When Life Must Go On

Adrikni LR
Chapter #11

Chapter 11

Beberapa hari yang lalu ....

Obsesi Sherin untuk menikahi Reza tiba-tiba memudar, ia mulai khawatir sebab sudah tiga minggu telat mens. Sudah berjam-jam ia memejamkan mata, tetapi tak juga terlelap.

Seharian Reza tidak menghubungi, Sherin sudah mengirim banyak pesan dan semuanya centang satu. Lama kelamaan Sherin merasa frustasi. Kemudian ia teringat pada pekerjaannya yang terbengkalai akibat sibuk mengurus persiapan pernikahan. Ia mulai kesal dimarahi oleh atasannya hampir setiap hari. Meski Siska selalu menyemangati, sama sekali tidak berpengaruh bagi Sherin.

🍁🍁🍁

Sepulang kerja, Sherin mampir ke apotek membeli testpack. Ia memberanikan diri demi ketenangan hati. Rumahnya kini ramai sebab kedua kakaknya pulang. Mereka mengambil cuti untuk acara Sherin yang sudah seminggu lagi.

Begitu sampai di rumah, ia disambut oleh para keponakannya. Tak bisa ia sembunyikan kegugupan serta kekhawatirannya. Sherin pun memilih bergegas mengunci diri di kamar. Ia takut dicurigai oleh keluarganya.

Tanpa menunggu lama, ia bergegas ke kamar mandi. Tujuh menit yang menegangkan. Jantungnya berdebar kencang. Dalam hati ia memohon agar hasilnya tak seperti yang dipikirkan. Namun, kenyataan berkata lain. Garis dua merah di tespek menunjukkan bahwa ia hamil. Sherin gemetaran.

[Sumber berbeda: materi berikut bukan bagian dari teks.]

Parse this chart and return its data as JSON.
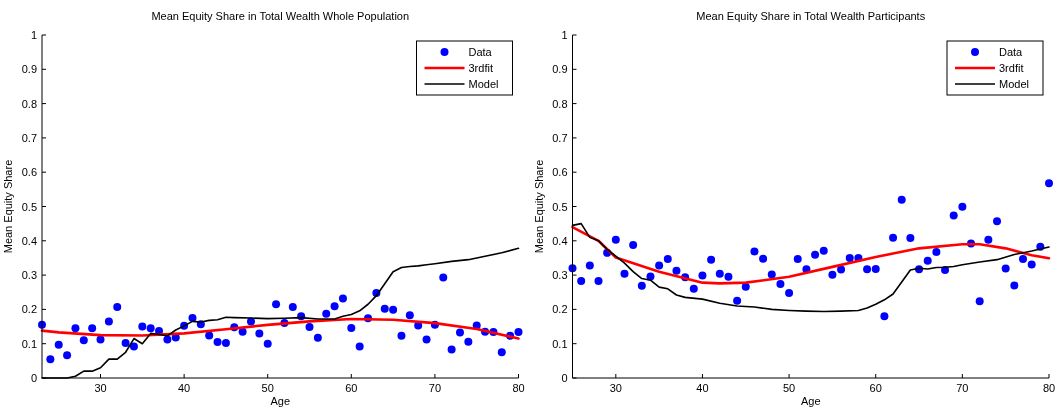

β€œMungkin hasilnya salah,” batin Sherin setelah menarik napas panjang berulang kali. Lagipula ini kali pertamanya memakai tespek, mungkin ada kesalahan pada alat itu.

Keluar dari kamar mandi, Sherin bergegas mengambil ponsel. Ia mencari-cari informasi tentang cara penggunaan tespek yang benar, meski usianya sudah di atas dua puluh tahun, bisa saja ia masih kurang wawasan, begitu pikir Sherin. Semua cara yang ia lakukan sudah benar, hanya satu yang tak ia patuhi, yakni seharusnya mengetes di waktu pagi.

Diamatinya tespek yang menunjukkan garis dua itu. β€œAh, garis yang satunya pudar. Mungkin besok pagi hasilnya akan berbeda,” gumamnya menenangkan diri.

Sejenak ia bisa tidur dengan tenang. Di malam itu juga, Reza membalas pesan-pesannya. Ia bilang sedang sibuk bekerja dan lembur. Sherin mengiyakan saja. Ia pikir, mungkin seperti itu semua orang yang fokus bekerja.

Saat bangun pagi, Sherin mencoba mengetes lagi. Ia membeli berbagai jenis tespek, kemudian berniat mencobanya satu per satu.

Cukup lama Sherin berkutat di kamar mandi, ia mengetes dengan tiga jenis tespek yang berbeda dan hasilnya membuat Sherin ketakutan setengah mati.

Jika malam tadi satu garis merah pekat dan satu garisnya merah pudar, maka pagi ini kedua garis itu semakin terlihat jelas. Takada yang pudar salah satunya. Sherin menggigit bibir, bayangan pernikahan yang sudah di depan mata, kedua orang tuanya, dan reputasinya, semua akan hancur. Sherin menitikkan air mata, tak kuasa menanggung derita akibat perbuatannya sendiri.

Sherin mencari-cari ponsel dengan tangan yang bergetar-getar. Ia mencari-cari nomor Reza, namun tiba-tiba berhenti. Lantas ia berpikir, apakah Reza akan menerima kehamilan ini? Apakah Reza akan senang hati mendampingi?